En Belgique, les Verts reprochent au Premier ministre son appel à une pause règlementaire
Les partis écologistes flamands et wallons ont critiqué l’appel du Premier ministre Alexander De Croo à une pause sur la règlementation climatique de l’UE, qui fait écho à l’appel du président français Emmanuel Macron, également condamné par les Verts en France.
Les partis écologistes flamands et wallons ont critiqué l’appel du Premier ministre Alexander De Croo à une pause sur la règlementation climatique de l’UE, qui fait écho à l’appel du président français Emmanuel Macron, également condamné par les Verts en France.
Les entreprises ne devraient pas être « surchargées » par la législation, a déclaré M. De Croo (Open VLD, Renew Europe) à LN24 mercredi (24 mai), citant les normes pour la biodiversité, l’azote et les objectifs pour les émissions de CO2 comme exemples.
La réduction des émissions de gaz à effet de serre est une priorité pour lui, même si les mesures environnementales pourraient inquiéter l’industrie, qui, selon lui, a besoin d’une marge de manœuvre pour suivre les nouvelles mesures climatiques de l’UE.
« Je veux garder une économie en Belgique, une industrie, m’assurer que nos PME [petites et moyennes entreprises] soient capables de créer des emplois, dont nous aurons besoin pour réduire les émissions de gaz à effet de serre », a-t-il déclaré.
Alors que M. De Croo affirme que sa position est la même que celle adoptée par la Belgique au niveau européen, la ministre du Climat et de l’Environnement, Zakia Khattabi (Ecolo/Verts/ALE), affirme que ce n’est pas le cas.
« Ce n’est pas la position du gouvernement belge ! » a écrit Mme Khattabi sur Twitter mardi (23 mai).
« Les propos de ce représentant de l’Open VLD sont très surprenants », a pour sa part tweeté la coprésidente d’Écolo, Rajae Maouane, appelant le Premier ministre à réagir et à retirer la position du gouvernement.

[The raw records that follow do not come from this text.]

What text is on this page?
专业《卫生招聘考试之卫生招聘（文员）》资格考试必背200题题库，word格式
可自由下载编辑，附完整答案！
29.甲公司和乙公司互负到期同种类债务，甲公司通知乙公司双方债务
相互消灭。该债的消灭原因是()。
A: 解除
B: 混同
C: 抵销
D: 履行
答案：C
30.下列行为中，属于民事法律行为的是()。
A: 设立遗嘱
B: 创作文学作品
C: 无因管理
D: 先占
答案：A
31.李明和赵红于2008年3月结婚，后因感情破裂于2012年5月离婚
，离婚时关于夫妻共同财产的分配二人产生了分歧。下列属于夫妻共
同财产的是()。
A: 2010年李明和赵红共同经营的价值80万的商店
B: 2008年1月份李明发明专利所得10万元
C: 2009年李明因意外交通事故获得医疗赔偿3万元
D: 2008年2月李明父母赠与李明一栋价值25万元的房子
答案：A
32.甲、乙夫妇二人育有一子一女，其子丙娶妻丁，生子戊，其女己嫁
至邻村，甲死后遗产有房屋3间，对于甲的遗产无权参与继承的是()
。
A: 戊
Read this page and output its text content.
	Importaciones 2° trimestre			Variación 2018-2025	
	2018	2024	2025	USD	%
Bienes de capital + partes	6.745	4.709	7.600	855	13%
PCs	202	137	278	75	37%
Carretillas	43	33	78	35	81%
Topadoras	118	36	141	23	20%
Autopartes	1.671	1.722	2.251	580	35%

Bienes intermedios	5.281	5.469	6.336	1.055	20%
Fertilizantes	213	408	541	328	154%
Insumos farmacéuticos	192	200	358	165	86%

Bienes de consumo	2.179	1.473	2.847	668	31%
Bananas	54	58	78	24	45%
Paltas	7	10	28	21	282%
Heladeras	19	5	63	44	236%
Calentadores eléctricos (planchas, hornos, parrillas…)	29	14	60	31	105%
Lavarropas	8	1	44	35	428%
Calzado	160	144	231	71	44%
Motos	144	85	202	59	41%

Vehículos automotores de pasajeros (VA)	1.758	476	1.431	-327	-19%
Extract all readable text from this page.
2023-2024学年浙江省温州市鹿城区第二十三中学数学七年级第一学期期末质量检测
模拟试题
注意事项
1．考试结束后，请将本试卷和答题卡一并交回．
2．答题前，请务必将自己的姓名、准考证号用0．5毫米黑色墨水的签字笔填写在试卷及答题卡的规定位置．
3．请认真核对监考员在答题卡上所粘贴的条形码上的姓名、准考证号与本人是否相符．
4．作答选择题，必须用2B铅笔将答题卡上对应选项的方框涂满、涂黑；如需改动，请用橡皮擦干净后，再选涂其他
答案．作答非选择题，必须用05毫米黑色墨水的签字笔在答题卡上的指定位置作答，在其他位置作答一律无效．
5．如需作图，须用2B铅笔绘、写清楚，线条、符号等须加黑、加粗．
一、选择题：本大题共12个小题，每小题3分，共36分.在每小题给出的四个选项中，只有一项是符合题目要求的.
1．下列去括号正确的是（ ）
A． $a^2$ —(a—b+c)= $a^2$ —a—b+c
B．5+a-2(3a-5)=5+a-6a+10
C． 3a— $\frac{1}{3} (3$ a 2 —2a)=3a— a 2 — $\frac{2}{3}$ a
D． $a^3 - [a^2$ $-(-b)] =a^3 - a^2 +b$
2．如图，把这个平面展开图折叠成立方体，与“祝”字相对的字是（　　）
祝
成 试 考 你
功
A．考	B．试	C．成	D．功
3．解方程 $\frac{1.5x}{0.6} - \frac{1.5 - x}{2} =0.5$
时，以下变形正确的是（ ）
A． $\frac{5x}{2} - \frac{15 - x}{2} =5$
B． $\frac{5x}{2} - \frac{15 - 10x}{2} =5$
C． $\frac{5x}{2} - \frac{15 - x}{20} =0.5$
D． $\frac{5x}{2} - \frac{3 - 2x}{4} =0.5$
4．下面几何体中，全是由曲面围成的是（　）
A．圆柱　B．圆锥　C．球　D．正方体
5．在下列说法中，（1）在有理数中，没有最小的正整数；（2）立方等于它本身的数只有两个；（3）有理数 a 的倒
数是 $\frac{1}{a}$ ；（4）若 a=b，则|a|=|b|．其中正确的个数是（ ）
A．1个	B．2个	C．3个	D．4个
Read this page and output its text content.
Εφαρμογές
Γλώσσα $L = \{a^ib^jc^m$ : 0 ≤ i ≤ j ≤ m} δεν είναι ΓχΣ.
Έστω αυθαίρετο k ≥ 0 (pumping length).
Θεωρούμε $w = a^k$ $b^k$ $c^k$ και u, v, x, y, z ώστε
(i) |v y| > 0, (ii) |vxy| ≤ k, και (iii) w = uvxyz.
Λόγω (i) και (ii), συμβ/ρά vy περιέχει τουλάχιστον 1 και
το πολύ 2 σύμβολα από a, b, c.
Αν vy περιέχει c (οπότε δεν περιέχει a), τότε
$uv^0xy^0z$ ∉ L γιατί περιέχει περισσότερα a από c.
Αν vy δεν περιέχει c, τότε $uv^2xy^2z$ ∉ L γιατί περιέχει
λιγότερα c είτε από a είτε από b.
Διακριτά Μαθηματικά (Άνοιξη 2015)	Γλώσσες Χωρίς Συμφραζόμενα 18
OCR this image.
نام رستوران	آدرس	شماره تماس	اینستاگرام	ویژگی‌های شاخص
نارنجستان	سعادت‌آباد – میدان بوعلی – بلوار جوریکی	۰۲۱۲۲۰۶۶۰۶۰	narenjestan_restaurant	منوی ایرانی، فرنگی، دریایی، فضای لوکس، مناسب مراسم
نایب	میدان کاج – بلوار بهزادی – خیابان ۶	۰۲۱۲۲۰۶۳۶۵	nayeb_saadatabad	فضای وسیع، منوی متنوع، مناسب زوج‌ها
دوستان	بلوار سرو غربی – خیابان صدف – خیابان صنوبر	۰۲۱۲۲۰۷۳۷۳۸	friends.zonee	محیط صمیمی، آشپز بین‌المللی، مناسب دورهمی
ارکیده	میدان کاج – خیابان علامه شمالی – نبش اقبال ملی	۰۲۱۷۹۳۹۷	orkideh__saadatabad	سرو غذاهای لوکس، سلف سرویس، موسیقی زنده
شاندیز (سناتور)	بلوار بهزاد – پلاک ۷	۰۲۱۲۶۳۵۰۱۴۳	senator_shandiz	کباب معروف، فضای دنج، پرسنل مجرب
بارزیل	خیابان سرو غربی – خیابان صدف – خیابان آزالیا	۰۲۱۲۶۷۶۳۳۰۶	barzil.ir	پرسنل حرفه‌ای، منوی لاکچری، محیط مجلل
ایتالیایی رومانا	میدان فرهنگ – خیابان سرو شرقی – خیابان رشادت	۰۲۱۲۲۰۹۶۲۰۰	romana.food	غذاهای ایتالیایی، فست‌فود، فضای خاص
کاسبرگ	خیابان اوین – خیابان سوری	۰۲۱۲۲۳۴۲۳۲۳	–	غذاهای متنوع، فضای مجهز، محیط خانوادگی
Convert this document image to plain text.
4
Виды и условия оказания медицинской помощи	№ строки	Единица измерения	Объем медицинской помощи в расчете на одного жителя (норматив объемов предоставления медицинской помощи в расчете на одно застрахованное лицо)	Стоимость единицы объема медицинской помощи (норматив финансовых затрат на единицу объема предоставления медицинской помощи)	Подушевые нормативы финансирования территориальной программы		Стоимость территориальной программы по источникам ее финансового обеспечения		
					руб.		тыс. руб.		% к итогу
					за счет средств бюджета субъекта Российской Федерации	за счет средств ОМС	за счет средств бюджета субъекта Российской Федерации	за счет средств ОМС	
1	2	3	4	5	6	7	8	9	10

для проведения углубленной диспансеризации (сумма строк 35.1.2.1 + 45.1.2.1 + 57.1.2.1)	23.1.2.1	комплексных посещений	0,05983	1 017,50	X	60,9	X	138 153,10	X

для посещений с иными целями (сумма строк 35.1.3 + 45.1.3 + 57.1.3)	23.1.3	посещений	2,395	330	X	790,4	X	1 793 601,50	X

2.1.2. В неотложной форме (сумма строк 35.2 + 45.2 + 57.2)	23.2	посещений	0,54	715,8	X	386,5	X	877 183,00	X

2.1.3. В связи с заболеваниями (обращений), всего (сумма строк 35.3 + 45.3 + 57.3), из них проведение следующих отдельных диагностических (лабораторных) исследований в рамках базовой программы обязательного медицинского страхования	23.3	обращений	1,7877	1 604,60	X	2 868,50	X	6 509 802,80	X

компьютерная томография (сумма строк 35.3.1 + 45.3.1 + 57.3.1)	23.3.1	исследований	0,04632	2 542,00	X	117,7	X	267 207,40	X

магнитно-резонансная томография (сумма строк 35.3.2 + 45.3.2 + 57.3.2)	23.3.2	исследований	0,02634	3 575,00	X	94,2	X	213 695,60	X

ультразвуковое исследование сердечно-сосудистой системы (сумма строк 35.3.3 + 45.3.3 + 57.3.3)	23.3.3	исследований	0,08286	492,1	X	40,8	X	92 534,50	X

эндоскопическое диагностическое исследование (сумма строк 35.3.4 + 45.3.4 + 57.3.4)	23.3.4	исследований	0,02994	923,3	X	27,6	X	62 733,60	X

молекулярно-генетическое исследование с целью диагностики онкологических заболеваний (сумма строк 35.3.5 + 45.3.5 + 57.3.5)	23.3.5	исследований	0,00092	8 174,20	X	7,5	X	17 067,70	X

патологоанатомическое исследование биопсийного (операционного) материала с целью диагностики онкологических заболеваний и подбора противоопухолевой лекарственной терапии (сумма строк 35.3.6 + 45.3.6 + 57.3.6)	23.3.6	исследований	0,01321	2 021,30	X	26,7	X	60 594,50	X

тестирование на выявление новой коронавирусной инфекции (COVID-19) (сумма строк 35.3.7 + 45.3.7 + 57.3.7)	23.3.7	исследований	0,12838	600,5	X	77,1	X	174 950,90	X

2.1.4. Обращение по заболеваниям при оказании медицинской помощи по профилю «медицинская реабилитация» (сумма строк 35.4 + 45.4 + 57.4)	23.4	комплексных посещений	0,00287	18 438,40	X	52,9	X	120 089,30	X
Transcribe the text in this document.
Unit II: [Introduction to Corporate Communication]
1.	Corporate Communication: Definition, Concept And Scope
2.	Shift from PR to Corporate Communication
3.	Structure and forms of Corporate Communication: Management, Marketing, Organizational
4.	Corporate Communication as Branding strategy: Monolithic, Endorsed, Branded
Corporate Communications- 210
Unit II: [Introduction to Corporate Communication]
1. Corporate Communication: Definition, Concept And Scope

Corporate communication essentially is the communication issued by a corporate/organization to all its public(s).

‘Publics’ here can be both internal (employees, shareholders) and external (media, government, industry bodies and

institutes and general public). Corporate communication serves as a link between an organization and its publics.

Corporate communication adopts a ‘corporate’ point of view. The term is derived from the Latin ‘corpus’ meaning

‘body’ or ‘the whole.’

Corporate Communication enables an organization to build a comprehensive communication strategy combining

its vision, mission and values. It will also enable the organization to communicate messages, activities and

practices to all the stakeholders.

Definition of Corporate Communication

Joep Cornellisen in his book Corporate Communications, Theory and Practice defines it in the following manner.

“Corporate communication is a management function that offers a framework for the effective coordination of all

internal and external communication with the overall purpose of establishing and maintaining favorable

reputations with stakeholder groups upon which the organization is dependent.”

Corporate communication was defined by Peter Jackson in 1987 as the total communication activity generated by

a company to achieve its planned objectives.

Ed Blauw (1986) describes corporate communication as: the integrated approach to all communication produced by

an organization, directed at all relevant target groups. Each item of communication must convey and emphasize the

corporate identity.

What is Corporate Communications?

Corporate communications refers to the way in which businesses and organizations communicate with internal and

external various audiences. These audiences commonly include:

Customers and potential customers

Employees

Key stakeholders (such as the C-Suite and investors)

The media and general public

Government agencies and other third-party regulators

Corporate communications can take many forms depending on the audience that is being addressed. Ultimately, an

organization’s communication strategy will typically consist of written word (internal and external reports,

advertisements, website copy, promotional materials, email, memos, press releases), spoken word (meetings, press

Alors que le gouvernement flamand s’est déclaré opposé à la proposition de loi sur la restauration de la nature, le gouvernement fédéral n’a pas encore rendu publique sa position officielle sur le sujet, selon l’agence de presse Belga.
En appelant à une pause règlementaire, M. De Croo a rejoint la position de M. Macron, qui a été critiquée par les Verts et la gauche au niveau national.
Quant aux libéraux belges, ils partagent généralement l’avis de M. De Croo.
« Il faut […] légiférer intelligemment et pas par dogmatisme. La gauche veut-elle la misère et les famines ? », a déclaré mercredi sur Twitter le président du Mouvement réformateur (MR/Renew Europe), Georges Louis Bouchez.
Invité sur le plateau de RTL jeudi (25 mai), il a déclaré que la vision purement « climatique » allait « détruire l’industrie européenne », mais également l’agriculture et l’autonomie énergétique et stratégique du continent. Il souligne que ces industries seront ensuite déplacées ailleurs dans le monde, ce qui n’aide pas à lutter contre le changement climatique et, en plus, nous nuirait.
Il a donné l’exemple des mines, que l’Europe s’est évertuée à fermer sur son territoire. Ces mines polluantes ont simplement été réouvertes ailleurs, notamment en Chine. « On ne sauve pas le climat et on détruit notre économie » avec de telles mesures, affirme l’homme politique belge.
Au contraire, il faut « réindustrialiser l’Europe et imposer des lois intelligentes pour faire en sorte que ces industries polluent moins », explique-t-il.
Il concède toutefois que le mot « pause » a certainement mal choisi et les propos du Premier ministre belge ont été caricaturés, son objectif étant plutôt de trouver un équilibre entre le défi qu’est le changement climatique et le bien-être de la population européenne.